Suppose Vin(t) = 4cos(2pi*t + 20*) + 3cos(4pi*t + 30*) +5sin(5pi + 50*)V and Vin(t) passes through a system with the following transfer function characteristic H(f):
|H(f)| = 10f + 1 (magnitude response with f in Hz)
<H(f) = (5*)f (phase response)

Find V_0(t) of this system as Vin(t) is passed through it.

Homework Equations

H(f) = Vout(t) / Vin(t)
H(f) = 1 / (1+j(f/f_b))
|H(f)| = 1 / sqrt(1 + (f/f_b)^2)
<H(f) = -arctan(f/f_b)

The Attempt at a Solution

I broke Vin(t) into 3 separate terms and found the polar form of each, as well as the particular value for f

V1 = 4<20*, f1 = 2pi/2pi = 1
V2 = 3<30*, f2 = 4pi/2pi = 2
V3 = 1.31<0*,f3 = 0/2pi = 0

From how I interpret the problem, the statement has a typo and is actually asking for Vout(t).
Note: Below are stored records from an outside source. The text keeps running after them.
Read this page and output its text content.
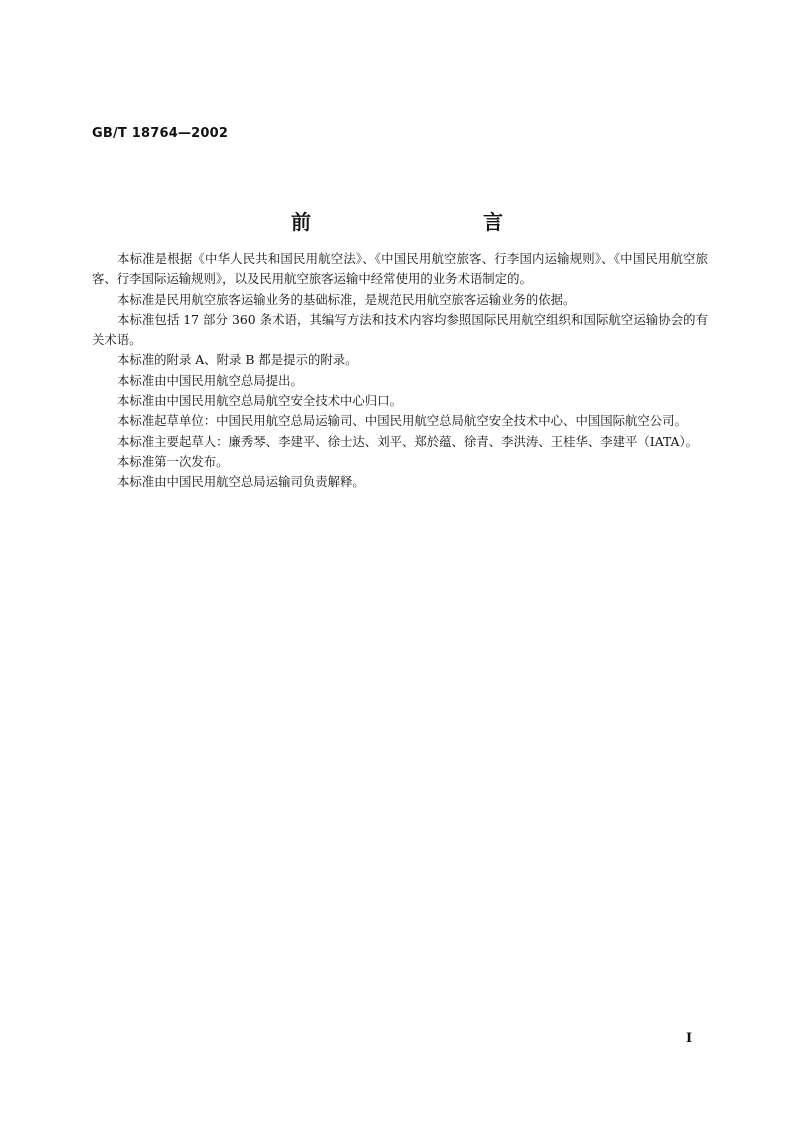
GB/T 18764—2002
前　　言

本标准是根据《中华人民共和国民用航空法》、《中国民用航空旅客、行李国内运输规则》、《中国民用航空旅客、行李国际运输规则》，以及民用航空旅客运输中经常使用的业务术语制定的。

本标准是民用航空旅客运输业务的基础标准，是规范民用航空旅客运输业务的依据。

本标准包括 17 部分 360 条术语，其编写方法和技术内容均参照国际民用航空组织和国际航空运输协会的有关术语。

本标准的附录 A、附录 B 都是提示的附录。

本标准由中国民用航空总局提出。

本标准由中国民用航空总局航空安全技术中心归口。

本标准起草单位：中国民用航空总局运输司、中国民用航空总局航空安全技术中心、中国国际航空公司。

本标准主要起草人：廉秀琴、李建平、徐士达、刘平、郑於蕴、徐青、李洪涛、王桂华、李建平（IATA）。

本标准第一次发布。

本标准由中国民用航空总局运输司负责解释。

I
So,

Vout(t) = H(f)*Vin(t)
Vout(t) = H(f1)*V1 + H(f2)*V2 + H(f3)*V3

My problems seems to be that I can not get H(f) from |H(f)| and <H(f). No graph is given. Any advice? Thanks in advance!

 

[p1ayaone1]

Vout(t) = H(f)*Vin(t)

careful: you can't compare apples and oranges. You just need to put Vin in the frequency domain. You have H(f) though:

H(f) = 1 / (1+j(f/f_b))

now Vout(f) = H(f)*Vin(f) becomes a problem of doing the inverse transform back to the time domain.